Jeep's flagship Wrangler is being investigated by the National Highway Traffic Safety Administration (NHTSA) over concerns that the welds on the 2018 and 2019 frames may not be up to par with federal safety standards.
The NHTSA's investigation officially opened earlier this week, but the timeline that precedes the regulatory body's investigation spans nearly 11 months. According to the agency, several private citizens filed complaints with the NHTSA in which they outlined key defects in 2018 and 2019 model year Jeep Wranglers pertaining to the quality of the welds on the vehicle's frame.
Specifically, the individuals outlined various alleged defects which are claimed to have been spotted on affected year Wrangler frames including welds which were porous, as well as welds with either under or over-penetration. Additionally, the complainants note areas which had excessive welding, excessive splattering, or excessive slag (a byproduct of the welding process) present at a variety of locations on the frame assembly.
In November 2018, the Office of Defects Investigation (ODI) opened a Defect Petition to evaluate if the individuals' claims warranted an investigation. This begins with a preliminary evaluation of the matter and escalates to an investigation process with the OEM if needed. Should the ODI not find the matter sufficiently settled and require additional information, it may upgrade the investigation to include an engineering analysis before it determines if a defect exists. Only after this has been completed can the NHTSA mandate a recall, if necessary, to remediate possible safety concerns. More about the NHTSA and ODI's process can be found on its website.
According to a member on JL Wrangler Forums who filed a complaint that follows a similar timeline to the one described above, the ODI reached out to ask questions about the poster's vehicle, including questions about photos that were sent to the agency.
"The Office of Defects Investigation for the National Highway Traffic Safety Administration contacted me this morning after I filed a complaint with them," wrote the individual in a forum post. "They seem genuinely concerned about the pictures I sent them and have been following up and asking more questions and asking for more pictures."
This also hasn't been the first weld-related recall on the 2018-2019 Jeep Wrangler platform, nor has it been the first time that the Jeep community has complained about weld issues on the platform. In 2018, FCA issued a recall on the Wrangler's front track bar bracket which was said to have stemmed from several Wranglers being built with "out-of-specification" welds.
The ODI determined that the problem described in this particular circumstance is outside of the scope of the track bar bracket recall, prompting another NHTSA investigation into whether the welds presented to them in the new complaint compromise the structural integrity of the vehicle.
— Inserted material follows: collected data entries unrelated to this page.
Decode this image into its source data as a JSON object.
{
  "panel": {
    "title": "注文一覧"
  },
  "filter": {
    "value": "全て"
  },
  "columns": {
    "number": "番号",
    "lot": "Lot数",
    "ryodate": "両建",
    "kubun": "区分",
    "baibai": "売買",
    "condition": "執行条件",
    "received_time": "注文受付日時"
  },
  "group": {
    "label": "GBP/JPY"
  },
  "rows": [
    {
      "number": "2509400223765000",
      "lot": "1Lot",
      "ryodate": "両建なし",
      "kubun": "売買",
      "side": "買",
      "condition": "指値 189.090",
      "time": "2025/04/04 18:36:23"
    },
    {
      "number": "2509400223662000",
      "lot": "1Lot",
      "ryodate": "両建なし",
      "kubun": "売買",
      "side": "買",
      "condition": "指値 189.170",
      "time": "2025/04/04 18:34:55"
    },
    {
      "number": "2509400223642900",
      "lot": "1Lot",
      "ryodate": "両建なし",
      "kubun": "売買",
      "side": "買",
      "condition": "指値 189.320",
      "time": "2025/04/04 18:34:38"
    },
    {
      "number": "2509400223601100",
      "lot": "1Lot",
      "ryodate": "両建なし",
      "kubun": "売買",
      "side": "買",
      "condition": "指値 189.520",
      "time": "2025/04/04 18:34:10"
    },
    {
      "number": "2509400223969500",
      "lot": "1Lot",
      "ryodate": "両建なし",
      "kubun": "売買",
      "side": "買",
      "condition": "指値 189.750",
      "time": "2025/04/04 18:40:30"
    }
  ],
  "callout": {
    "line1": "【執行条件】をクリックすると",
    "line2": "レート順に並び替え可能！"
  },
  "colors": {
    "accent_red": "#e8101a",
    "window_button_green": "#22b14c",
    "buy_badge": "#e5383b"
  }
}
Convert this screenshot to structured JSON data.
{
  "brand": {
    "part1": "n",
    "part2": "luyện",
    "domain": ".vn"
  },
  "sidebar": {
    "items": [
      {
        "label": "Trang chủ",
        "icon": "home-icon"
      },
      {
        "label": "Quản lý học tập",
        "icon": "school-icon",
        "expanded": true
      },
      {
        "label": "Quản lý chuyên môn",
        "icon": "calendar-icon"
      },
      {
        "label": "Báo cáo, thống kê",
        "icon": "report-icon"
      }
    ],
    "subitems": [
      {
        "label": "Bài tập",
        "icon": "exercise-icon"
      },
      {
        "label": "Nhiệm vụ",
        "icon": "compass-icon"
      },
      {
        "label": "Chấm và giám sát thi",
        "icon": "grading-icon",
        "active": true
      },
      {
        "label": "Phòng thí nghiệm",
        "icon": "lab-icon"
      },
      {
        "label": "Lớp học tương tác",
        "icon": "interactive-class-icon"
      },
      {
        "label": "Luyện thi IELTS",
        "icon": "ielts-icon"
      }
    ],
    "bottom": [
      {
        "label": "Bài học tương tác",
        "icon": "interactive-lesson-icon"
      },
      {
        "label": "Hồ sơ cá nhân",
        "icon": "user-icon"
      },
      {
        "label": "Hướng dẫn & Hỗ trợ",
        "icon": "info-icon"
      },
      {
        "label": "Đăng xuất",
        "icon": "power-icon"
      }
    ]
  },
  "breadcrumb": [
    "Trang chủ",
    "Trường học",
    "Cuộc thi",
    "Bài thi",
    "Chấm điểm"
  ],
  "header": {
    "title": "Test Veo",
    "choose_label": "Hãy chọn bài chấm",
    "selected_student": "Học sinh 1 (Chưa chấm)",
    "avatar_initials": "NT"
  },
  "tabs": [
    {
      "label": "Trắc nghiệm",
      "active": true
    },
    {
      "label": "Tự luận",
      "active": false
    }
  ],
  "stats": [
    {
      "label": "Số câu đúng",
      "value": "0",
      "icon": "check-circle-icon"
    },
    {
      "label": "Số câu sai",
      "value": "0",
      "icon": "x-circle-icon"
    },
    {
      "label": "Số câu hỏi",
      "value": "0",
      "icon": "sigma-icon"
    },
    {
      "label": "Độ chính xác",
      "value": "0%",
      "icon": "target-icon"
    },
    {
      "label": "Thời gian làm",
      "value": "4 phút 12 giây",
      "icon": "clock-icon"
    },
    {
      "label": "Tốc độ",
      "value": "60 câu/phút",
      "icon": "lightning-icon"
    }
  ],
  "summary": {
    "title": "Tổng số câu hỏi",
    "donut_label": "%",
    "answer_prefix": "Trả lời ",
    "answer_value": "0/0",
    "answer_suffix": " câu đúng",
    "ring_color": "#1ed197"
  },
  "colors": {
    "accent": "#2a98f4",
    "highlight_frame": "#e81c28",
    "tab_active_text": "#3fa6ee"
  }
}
One particular complaint referenced in the NHTSA investigation report is "11076098." This complaint appears to be from an individual who claims to have been contacted to repair or manufacturer frames for Jeep vehicles at "Tower in Plymouth, MI". In the report, the individual states that they were instructed to cover up the welds so that they could be painted over.
The specific "Tower" that is referenced in the complaint states may refer to Tower Automotive, an international manufacturing company with a production facility in Plymouth, Michigan that builds chassis structures for pickup trucks and SUVs. According to earnings reports filed with the United States Securities and Exchange Commission (SEC), the property currently occupied by Tower Automotive in Plymouth, Michigan belongs to Lexington Realty Trust, which on its website, states that the facility is presently used to manufacture frames for the Jeep Wrangler.
An FCA spokesperson refused to confirm Tower Automotive's relationship with the company and told The Drive that the company does not discuss its supplier relationships or day-to-day operations. Tower International did respond to The Drive's request for comment at the time of writing.
Several reviews for Tower Automotive on Indeed suggests that the company teaches its workers (a number of which are temporary or contracted employees with a reportedly high turnover rate) how to weld in a "very fast-paced" environment. One worker who identified themselves as a former temp employee indicated that the company not only taught them how to weld, but that the facility's main purpose was to weld frames for Jeeps.
The ODI reportedly did receive information from FCA regarding the weld quality, though it states that the information provided by the automaker "did not adequately address whether frame weld quality deficiencies compromise the structural integrity of vehicles, and therefore may pose an unreasonable risk to motor vehicle safety".
While the NHTSA is taking the investigation seriously regarding the weld quality on the 2018-2019 Jeep Wrangler, none of the complaints have been said to be a contributor to any injury, crash, or fire. It's estimated that around 270,000 units of the Wrangler could be affected should a recall ultimately be issued, however, 2020 Wranglers are not currently included in the NHTSA's investigation.